Publications and Research

Document Type

Article

Publication Date

2012

Abstract

Hybrid organic-inorganic sol-gel materials containing silica were first called “ORMOSILs” in 1984.1 Since then, the number of hybrid organicinorganic combinations has increased rapidly.2 Hybrid materials have remarkable features resulting from the synergistic combination of both inorganic and organic components that make them suitable for a wide range of applications such as electrochemical devices, biomedical applications including drug delivery, and electronic and optoelectronic applications including light-emitting diodes, photodiodes, solar cells, gas sensors and field effect transistors.

Generally, organic-inorganic materials are classified in two broad categories: Class I materials where the organic and inorganic components are embedded one within the other and display weak bonds, and Class II materials where there are strong covalent bonds between the inorganic and organic components.3

For more than 25 years hybrid gels have been grown by sol-gel process.4 Since sol-gel processing is a low temperature method, it is only natural that sol-gel processing has been extended to hybrid materials with retained organic content.

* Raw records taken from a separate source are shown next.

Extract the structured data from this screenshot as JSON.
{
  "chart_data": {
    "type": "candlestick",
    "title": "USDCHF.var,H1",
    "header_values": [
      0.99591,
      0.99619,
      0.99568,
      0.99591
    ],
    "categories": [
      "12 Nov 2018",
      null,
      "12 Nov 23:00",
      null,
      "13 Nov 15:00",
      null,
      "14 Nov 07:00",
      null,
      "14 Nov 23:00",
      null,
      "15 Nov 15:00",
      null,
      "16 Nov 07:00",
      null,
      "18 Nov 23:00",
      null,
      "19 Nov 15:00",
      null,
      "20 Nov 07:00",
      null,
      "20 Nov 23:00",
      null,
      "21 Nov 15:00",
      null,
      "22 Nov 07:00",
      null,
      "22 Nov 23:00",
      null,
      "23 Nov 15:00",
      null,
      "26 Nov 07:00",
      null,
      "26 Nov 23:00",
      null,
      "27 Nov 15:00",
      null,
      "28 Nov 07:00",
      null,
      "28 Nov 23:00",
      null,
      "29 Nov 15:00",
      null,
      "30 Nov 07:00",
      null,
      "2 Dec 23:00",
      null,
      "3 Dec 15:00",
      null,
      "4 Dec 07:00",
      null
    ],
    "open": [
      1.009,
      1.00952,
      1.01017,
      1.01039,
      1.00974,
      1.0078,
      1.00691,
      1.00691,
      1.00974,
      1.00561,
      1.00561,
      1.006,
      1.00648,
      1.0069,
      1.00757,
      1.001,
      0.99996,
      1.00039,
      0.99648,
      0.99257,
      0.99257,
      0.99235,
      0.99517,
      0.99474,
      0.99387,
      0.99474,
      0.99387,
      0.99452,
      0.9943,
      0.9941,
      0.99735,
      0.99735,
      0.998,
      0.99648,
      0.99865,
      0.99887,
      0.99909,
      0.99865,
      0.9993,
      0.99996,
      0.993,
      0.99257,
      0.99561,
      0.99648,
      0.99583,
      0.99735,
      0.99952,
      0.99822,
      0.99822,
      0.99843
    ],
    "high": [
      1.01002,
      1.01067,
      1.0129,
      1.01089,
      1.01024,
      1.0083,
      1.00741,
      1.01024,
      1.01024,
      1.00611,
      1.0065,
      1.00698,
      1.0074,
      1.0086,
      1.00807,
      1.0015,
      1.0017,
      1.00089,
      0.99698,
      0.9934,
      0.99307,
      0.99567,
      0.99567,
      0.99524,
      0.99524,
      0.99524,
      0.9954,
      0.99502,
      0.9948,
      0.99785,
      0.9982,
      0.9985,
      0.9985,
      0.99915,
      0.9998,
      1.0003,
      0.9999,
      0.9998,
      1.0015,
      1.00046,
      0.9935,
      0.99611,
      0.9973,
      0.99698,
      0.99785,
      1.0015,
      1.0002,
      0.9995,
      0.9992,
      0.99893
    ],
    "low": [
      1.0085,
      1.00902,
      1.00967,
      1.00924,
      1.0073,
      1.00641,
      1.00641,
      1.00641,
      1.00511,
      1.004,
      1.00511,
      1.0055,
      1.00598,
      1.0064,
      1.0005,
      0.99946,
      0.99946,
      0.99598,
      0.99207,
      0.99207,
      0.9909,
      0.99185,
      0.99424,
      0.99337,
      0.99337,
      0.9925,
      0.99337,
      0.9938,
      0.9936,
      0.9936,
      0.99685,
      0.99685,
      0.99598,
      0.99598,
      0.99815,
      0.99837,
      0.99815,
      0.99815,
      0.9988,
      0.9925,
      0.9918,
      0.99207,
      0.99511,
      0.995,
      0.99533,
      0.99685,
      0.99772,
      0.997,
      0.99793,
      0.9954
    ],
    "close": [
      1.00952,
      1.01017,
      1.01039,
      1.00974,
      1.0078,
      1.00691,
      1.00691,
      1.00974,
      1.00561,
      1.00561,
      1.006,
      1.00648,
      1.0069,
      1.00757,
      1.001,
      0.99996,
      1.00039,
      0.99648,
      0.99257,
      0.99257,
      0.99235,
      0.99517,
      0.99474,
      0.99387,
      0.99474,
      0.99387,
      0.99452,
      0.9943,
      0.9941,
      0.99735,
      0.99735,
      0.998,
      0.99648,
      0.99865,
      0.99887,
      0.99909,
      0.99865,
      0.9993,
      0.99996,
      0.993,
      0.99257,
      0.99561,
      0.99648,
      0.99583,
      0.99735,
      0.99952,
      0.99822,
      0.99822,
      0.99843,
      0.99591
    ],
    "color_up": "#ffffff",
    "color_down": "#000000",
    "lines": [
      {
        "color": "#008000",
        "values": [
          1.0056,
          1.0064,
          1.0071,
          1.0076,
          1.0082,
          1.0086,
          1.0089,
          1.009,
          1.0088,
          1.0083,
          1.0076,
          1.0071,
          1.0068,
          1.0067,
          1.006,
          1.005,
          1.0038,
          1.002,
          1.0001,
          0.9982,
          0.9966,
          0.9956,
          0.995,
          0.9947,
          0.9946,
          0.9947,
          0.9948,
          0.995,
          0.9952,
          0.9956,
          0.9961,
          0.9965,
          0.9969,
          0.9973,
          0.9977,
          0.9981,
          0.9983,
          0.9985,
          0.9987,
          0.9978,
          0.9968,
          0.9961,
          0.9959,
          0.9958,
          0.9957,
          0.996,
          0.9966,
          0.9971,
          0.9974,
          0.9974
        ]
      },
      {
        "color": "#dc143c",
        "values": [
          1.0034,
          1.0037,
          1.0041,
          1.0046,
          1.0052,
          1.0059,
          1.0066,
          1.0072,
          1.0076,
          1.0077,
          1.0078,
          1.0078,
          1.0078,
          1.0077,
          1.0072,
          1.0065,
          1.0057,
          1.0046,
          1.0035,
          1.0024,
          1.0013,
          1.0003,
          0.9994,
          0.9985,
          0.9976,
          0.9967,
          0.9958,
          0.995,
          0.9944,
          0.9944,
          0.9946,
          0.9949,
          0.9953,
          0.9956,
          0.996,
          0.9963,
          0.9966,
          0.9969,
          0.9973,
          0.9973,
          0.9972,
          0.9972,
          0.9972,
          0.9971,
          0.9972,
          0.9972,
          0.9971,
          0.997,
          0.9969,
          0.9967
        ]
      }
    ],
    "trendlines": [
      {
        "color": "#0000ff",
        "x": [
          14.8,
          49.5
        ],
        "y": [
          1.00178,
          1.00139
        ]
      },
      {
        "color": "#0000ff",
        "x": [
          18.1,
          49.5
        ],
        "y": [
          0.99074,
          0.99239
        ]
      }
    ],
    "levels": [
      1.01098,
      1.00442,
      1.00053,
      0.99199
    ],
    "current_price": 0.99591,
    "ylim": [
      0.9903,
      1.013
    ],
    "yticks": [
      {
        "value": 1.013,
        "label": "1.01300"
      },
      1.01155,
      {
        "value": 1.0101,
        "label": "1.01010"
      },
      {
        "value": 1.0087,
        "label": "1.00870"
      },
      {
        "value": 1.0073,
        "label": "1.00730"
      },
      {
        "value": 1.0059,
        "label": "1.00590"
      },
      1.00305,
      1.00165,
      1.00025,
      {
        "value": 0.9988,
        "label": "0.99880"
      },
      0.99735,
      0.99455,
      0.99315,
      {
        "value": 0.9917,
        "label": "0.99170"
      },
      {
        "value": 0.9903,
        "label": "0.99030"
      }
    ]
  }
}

Ordinarily, the outcome of the sol-gel process with the precursor tetraethylorthosilicate (TEOS) (Aldrich Prod. No. 333859) is a 3-dimensional network. TEOS, with 4 identical groups attached to Si, undergoes hydrolysis and polycondensation reactions. The 4 identical groups can be changed to, for example, 3 identical groups and one group with a direct Si-C bond. While the remaining 3 ethoxy groups are reactive to hydrolysis, the substituted group, for example, methyl, is not.